Cocommutative corings with counit are monoid objects in the opposite category of (Ab, ⊗). However, to get the morphisms to point in the right direction, we need to take the opposite category again: so Coring is (CAlg((Ab, ⊗)^op))^op. It follows that products in Coring are computed by tensor products in Ab, and colimits are formed by taking colimits of underlying abelian groups; and in fact Coring is a closed cartesian category, even more like Set than Ring^op is. In particular, we don't want to take the opposite category of Coring. Maybe this isn't surprising, since every set is already a cocommutative comonoid (w.r.t. ×) in a unique way, and we have a functor Set → Coring taking a set to the free abelian group on it.

These are purely formal observations, and I don't know whether anyone has built a more concrete geometric theory, with say a functor from Coring to some kind of topological spaces with extra structure.

Answer 3

One can do (relative) algebraic geometry with respect to any symmetric monoidal category, with affine schemes corresponding to the opposite category of (commutative) monoid objects. This viewpoint is developed in the paper Au-dessous de Spec Z (in French) by Toen and Vaquie. By taking the category of $\mathbb{Z}$--modules with tensor products over $\mathbb{Z}$ one recovers usual algebraic geometry.

For (cocommutative) corings, you just have to do the same in the opposite category $(\mathbb{Z}-Mod)^{op}$. The big question is: what do you take as your monoidal structure? If you just dualize diagrams, your new coproduct would be the old product, i.e. direct product of the underlying abelian groups. Or instead of this you take usual tensor products. Each of these approaches will produce a different geometry.

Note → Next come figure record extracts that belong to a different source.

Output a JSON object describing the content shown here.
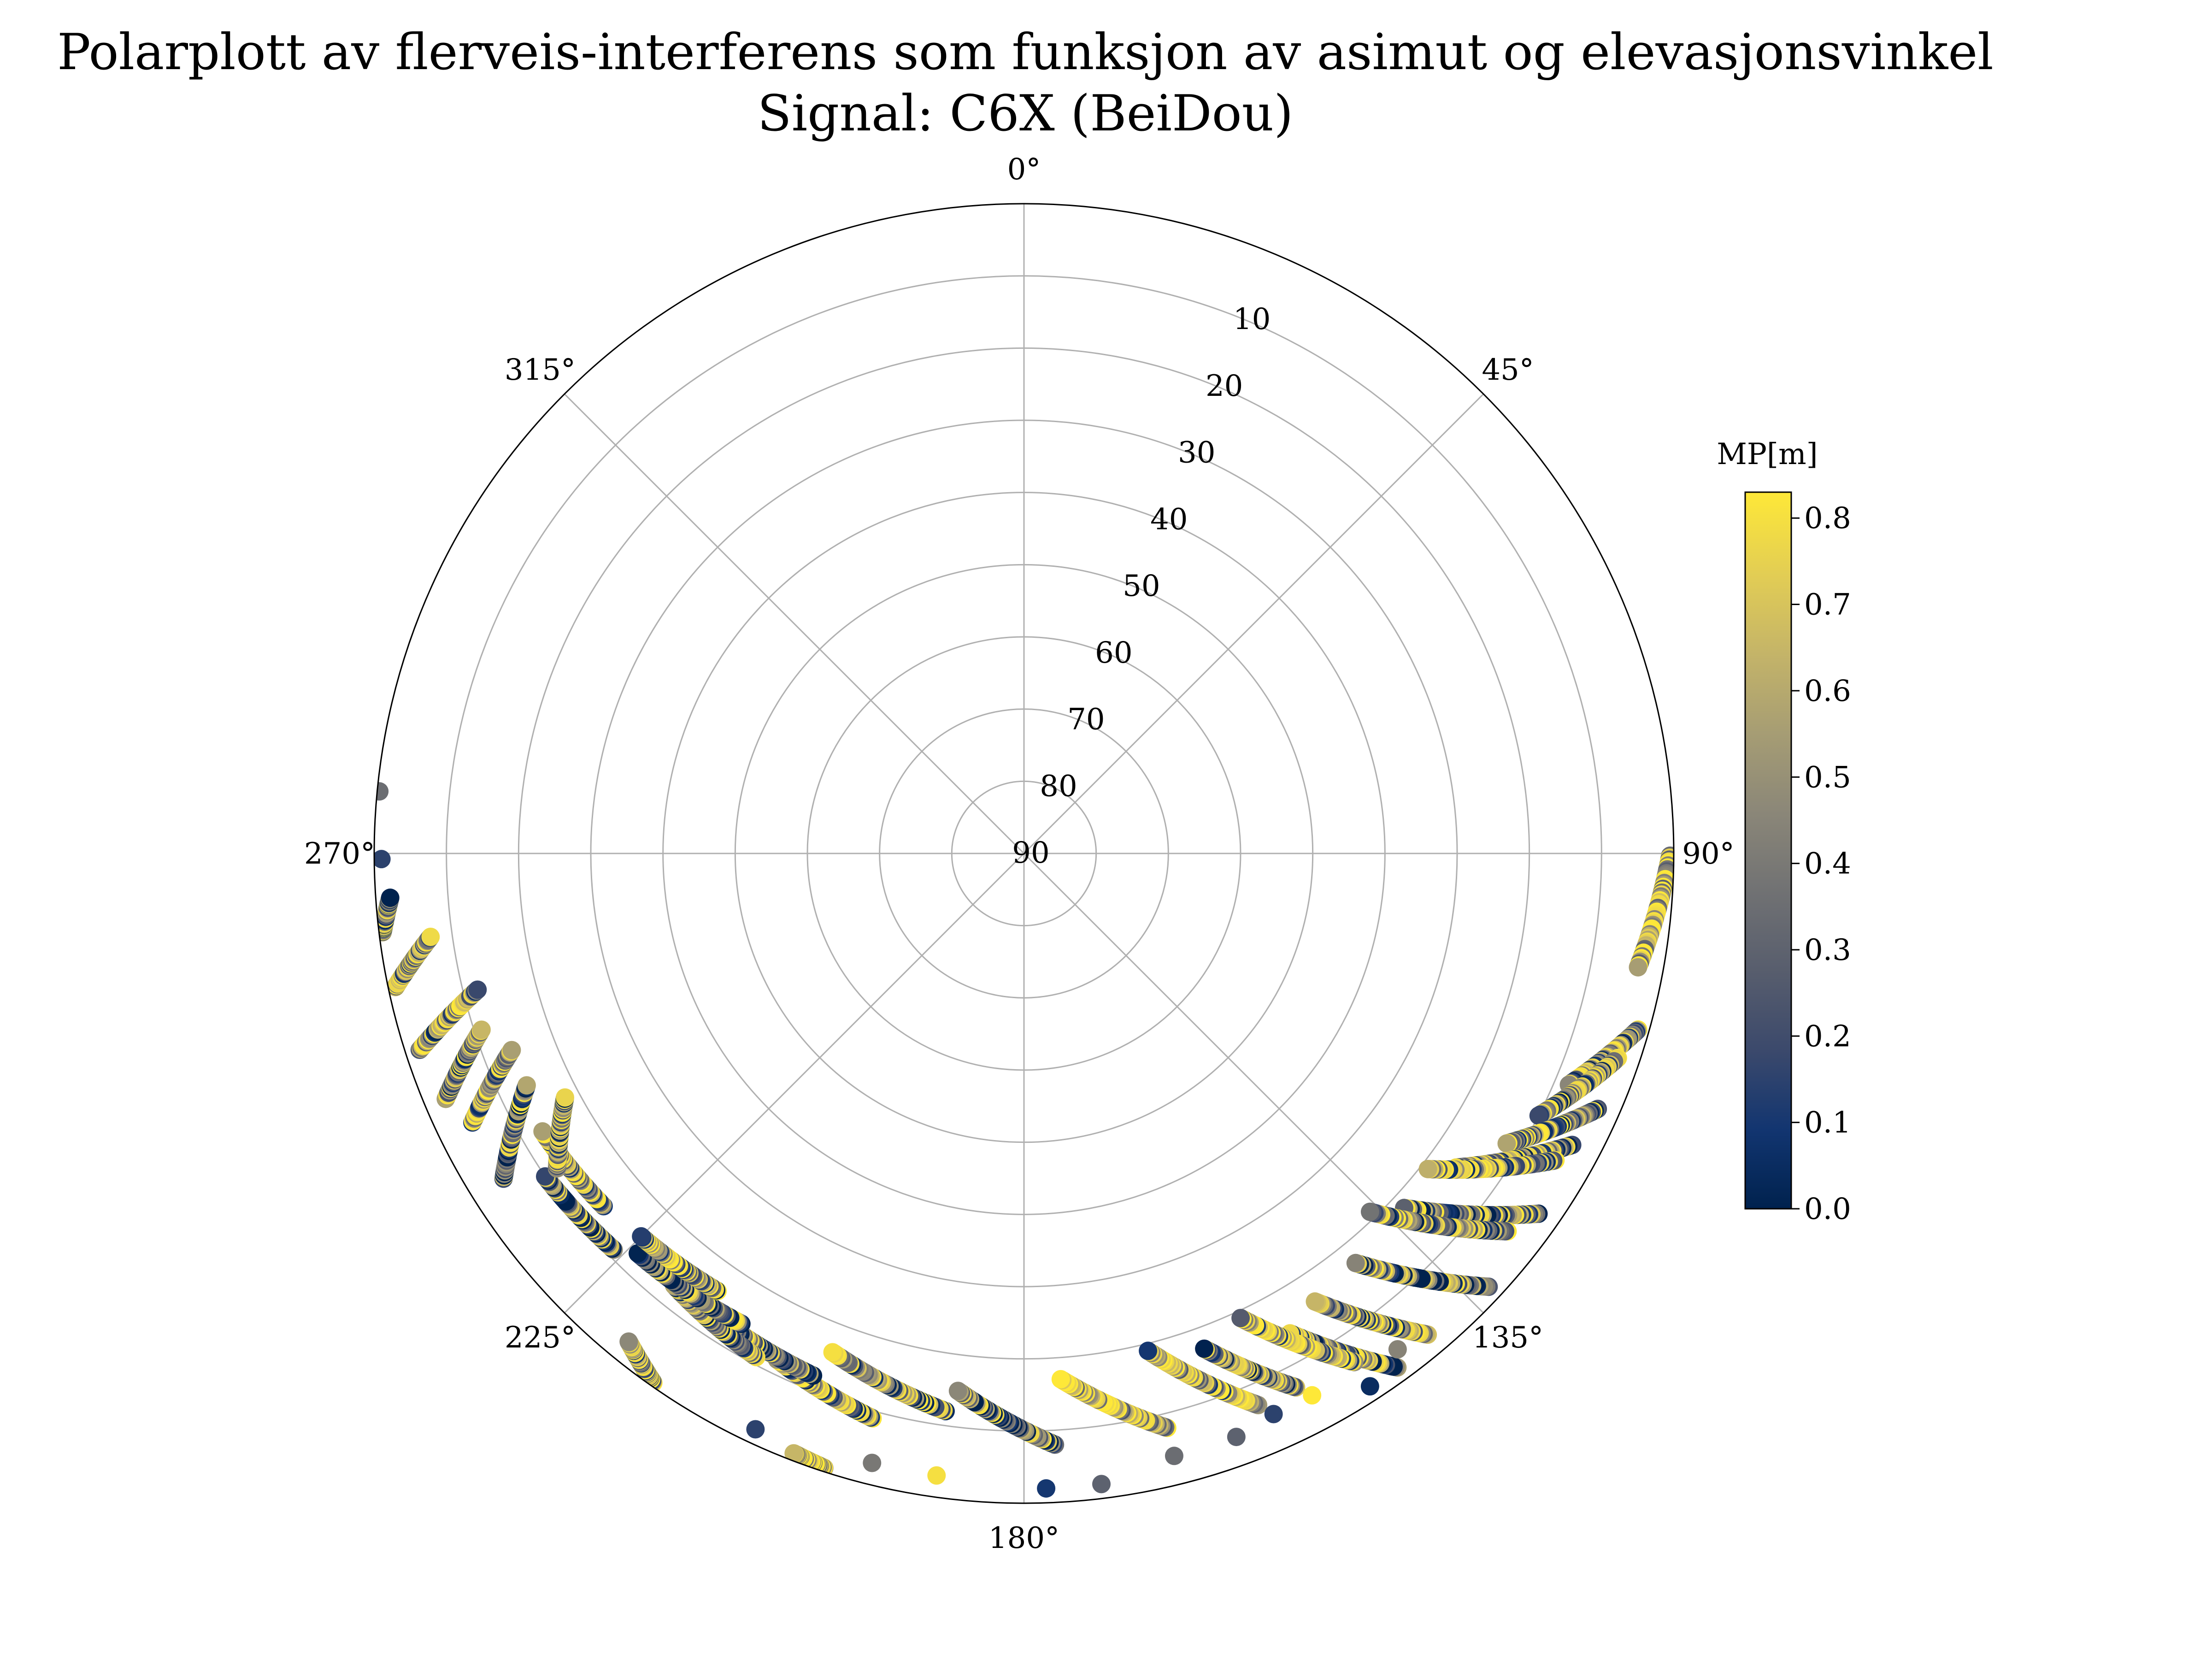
{
  "chart_data": {
    "type": "scatter",
    "projection": "polar",
    "title": "Polarplott av flerveis-interferens som funksjon av asimut og elevasjonsvinkel",
    "subtitle": "Signal: C6X (BeiDou)",
    "theta_direction": "clockwise",
    "theta_zero": "top",
    "theta_ticks": [
      "0°",
      "45°",
      "90°",
      "135°",
      "180°",
      "225°",
      "270°",
      "315°"
    ],
    "theta_tick_values": [
      0,
      45,
      90,
      135,
      180,
      225,
      270,
      315
    ],
    "radial_axis": "elevation",
    "radial_ticks": [
      "10",
      "20",
      "30",
      "40",
      "50",
      "60",
      "70",
      "80",
      "90"
    ],
    "radial_tick_values": [
      10,
      20,
      30,
      40,
      50,
      60,
      70,
      80,
      90
    ],
    "elevation_range": [
      0,
      90
    ],
    "grid": true,
    "colorbar": {
      "label": "MP[m]",
      "range": [
        0.0,
        0.83
      ],
      "ticks": [
        "0.0",
        "0.1",
        "0.2",
        "0.3",
        "0.4",
        "0.5",
        "0.6",
        "0.7",
        "0.8"
      ],
      "tick_values": [
        0.0,
        0.1,
        0.2,
        0.3,
        0.4,
        0.5,
        0.6,
        0.7,
        0.8
      ],
      "colormap": "cividis",
      "colors": [
        "#00224e",
        "#123570",
        "#3b496c",
        "#575d6d",
        "#707173",
        "#8a8678",
        "#a59c74",
        "#c3b369",
        "#e1cc55",
        "#fee838"
      ]
    },
    "tracks": [
      {
        "az_start": 90.2,
        "az_end": 100.5,
        "el_start": 0.5,
        "el_end": 3.5,
        "mp_mean": 0.7
      },
      {
        "az_start": 106,
        "az_end": 113,
        "el_start": 1.5,
        "el_end": 8,
        "mp_mean": 0.35
      },
      {
        "az_start": 109,
        "az_end": 117,
        "el_start": 3,
        "el_end": 10,
        "mp_mean": 0.4
      },
      {
        "az_start": 114,
        "az_end": 121,
        "el_start": 3,
        "el_end": 12,
        "mp_mean": 0.45
      },
      {
        "az_start": 118,
        "az_end": 126,
        "el_start": 4,
        "el_end": 16,
        "mp_mean": 0.4
      },
      {
        "az_start": 120,
        "az_end": 128,
        "el_start": 5,
        "el_end": 19,
        "mp_mean": 0.5
      },
      {
        "az_start": 125,
        "az_end": 133,
        "el_start": 3,
        "el_end": 18,
        "mp_mean": 0.35
      },
      {
        "az_start": 128,
        "az_end": 136,
        "el_start": 5,
        "el_end": 21,
        "mp_mean": 0.45
      },
      {
        "az_start": 133,
        "az_end": 141,
        "el_start": 2,
        "el_end": 17,
        "mp_mean": 0.3
      },
      {
        "az_start": 140,
        "az_end": 147,
        "el_start": 3,
        "el_end": 16,
        "mp_mean": 0.45
      },
      {
        "az_start": 144,
        "az_end": 151,
        "el_start": 2,
        "el_end": 14,
        "mp_mean": 0.3
      },
      {
        "az_start": 147,
        "az_end": 155,
        "el_start": 6,
        "el_end": 19,
        "mp_mean": 0.55
      },
      {
        "az_start": 153,
        "az_end": 160,
        "el_start": 7,
        "el_end": 17,
        "mp_mean": 0.35
      },
      {
        "az_start": 157,
        "az_end": 166,
        "el_start": 7,
        "el_end": 19,
        "mp_mean": 0.5
      },
      {
        "az_start": 166,
        "az_end": 176,
        "el_start": 8,
        "el_end": 17,
        "mp_mean": 0.6
      },
      {
        "az_start": 177,
        "az_end": 187,
        "el_start": 8,
        "el_end": 15,
        "mp_mean": 0.3
      },
      {
        "az_start": 188,
        "az_end": 201,
        "el_start": 12,
        "el_end": 16,
        "mp_mean": 0.4
      },
      {
        "az_start": 195,
        "az_end": 206,
        "el_start": 9,
        "el_end": 12,
        "mp_mean": 0.45
      },
      {
        "az_start": 202,
        "az_end": 214,
        "el_start": 12,
        "el_end": 13,
        "mp_mean": 0.25
      },
      {
        "az_start": 208,
        "az_end": 219,
        "el_start": 11,
        "el_end": 13,
        "mp_mean": 0.4
      },
      {
        "az_start": 211,
        "az_end": 224,
        "el_start": 14,
        "el_end": 13,
        "mp_mean": 0.3
      },
      {
        "az_start": 215,
        "az_end": 225,
        "el_start": 16,
        "el_end": 15,
        "mp_mean": 0.45
      },
      {
        "az_start": 226,
        "az_end": 236,
        "el_start": 11,
        "el_end": 10,
        "mp_mean": 0.35
      },
      {
        "az_start": 230,
        "az_end": 240,
        "el_start": 14,
        "el_end": 13,
        "mp_mean": 0.5
      },
      {
        "az_start": 236,
        "az_end": 242,
        "el_start": 12,
        "el_end": 18,
        "mp_mean": 0.4
      },
      {
        "az_start": 238,
        "az_end": 245,
        "el_start": 5,
        "el_end": 14,
        "mp_mean": 0.2
      },
      {
        "az_start": 244,
        "az_end": 249,
        "el_start": 5,
        "el_end": 14,
        "mp_mean": 0.5
      },
      {
        "az_start": 247,
        "az_end": 252,
        "el_start": 3,
        "el_end": 11,
        "mp_mean": 0.3
      },
      {
        "az_start": 252,
        "az_end": 256,
        "el_start": 2,
        "el_end": 12,
        "mp_mean": 0.45
      },
      {
        "az_start": 258,
        "az_end": 262,
        "el_start": 1,
        "el_end": 7,
        "mp_mean": 0.5
      },
      {
        "az_start": 263,
        "az_end": 266,
        "el_start": 0.5,
        "el_end": 2,
        "mp_mean": 0.3
      },
      {
        "az_start": 215,
        "az_end": 219,
        "el_start": 0.5,
        "el_end": 3,
        "mp_mean": 0.5
      },
      {
        "az_start": 198,
        "az_end": 201,
        "el_start": 0.5,
        "el_end": 1,
        "mp_mean": 0.7
      }
    ],
    "points": [
      {
        "az": 269.5,
        "el": 1,
        "mp": 0.15
      },
      {
        "az": 275.5,
        "el": 0.3,
        "mp": 0.35
      },
      {
        "az": 205,
        "el": 2,
        "mp": 0.15
      },
      {
        "az": 194,
        "el": 3,
        "mp": 0.4
      },
      {
        "az": 188,
        "el": 3,
        "mp": 0.8
      },
      {
        "az": 178,
        "el": 2,
        "mp": 0.1
      },
      {
        "az": 173,
        "el": 2,
        "mp": 0.3
      },
      {
        "az": 166,
        "el": 4,
        "mp": 0.35
      },
      {
        "az": 160,
        "el": 4,
        "mp": 0.3
      },
      {
        "az": 156,
        "el": 5,
        "mp": 0.15
      },
      {
        "az": 152,
        "el": 5,
        "mp": 0.85
      },
      {
        "az": 147,
        "el": 2,
        "mp": 0.05
      },
      {
        "az": 143,
        "el": 4,
        "mp": 0.45
      }
    ]
  }
}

I remember a course given by Lieven Le Bruyn on Kontsevich-Soibelman (the noncommutative coalgebra thing) and he mentioning that by the "discrete" nature of coalgebras one could never expect them to describe anything but the etale topology of a scheme, which I think is precisely what Leonid observed in his answer.

Answer 4

Leonid speaks with great authority. I'd like to point out that you get a different answer in the category of graded coalgebras. If $A$ is a graded vector space, it has a graded dual $A'$ which is smaller than its full vector space dual $A^*$. Indeed, if the grading is locally finite, then this $A'$ has the same dimension sequence as $A$ and $A'' = A$. If $A$ is a locally finite, graded coalgebra, then its ring structure is given by an infinite sequence of finite tensors, and $A'$ is equivalently a graded algebra. Graded coalgebra homomorphisms also transpose to graded algebra homomorphisms. Recall that if $A'$ is also finitely generated (and scalar in degree $0$), then it corresponds to a projective variety with a choice of an ample line bundle. The morphisms between these are a perfectly good non-full subcategory of the projective schemes.

The full dual $A^*$ is also the graded completion of $A'$. So what Leonid is saying in this case is that if you take the graded completion of a finitely generated, graded algera, it localizes the projective variety to the apex of its affine cone. This is similar to what Leonid describes for $\text{Spec}(A^*)$ in general.

I said in a previous version of this answer that $\text{Spec}(A^*)$ atomizes the variety $\text{Proj}(A')$ to a "Cantor-set-like" structure. As Leonid points out in a comment, this is totally wrong in context. However, it is true that if $A$ is a finitely generated algebra, it has a completion $\hat{A}$ related to coalgebras such that $\text{Spec}(\hat{A})$ is an atomized form of $\text{Spec}(A)$. Namely, let $A'$ be the vector space of those dual vectors on $A$ that factor through finite-dimensional algebra quotients of $A$. Then $A'$ is a coalgebra, and $\hat{A} = (A')^*$ is an atomization in the sense that $\text{Spec}(\hat{A})$ is a 0-dimensional scheme whose points are the closed points of $\text{Spec}(A)$. (It isn't a Cantor set though.)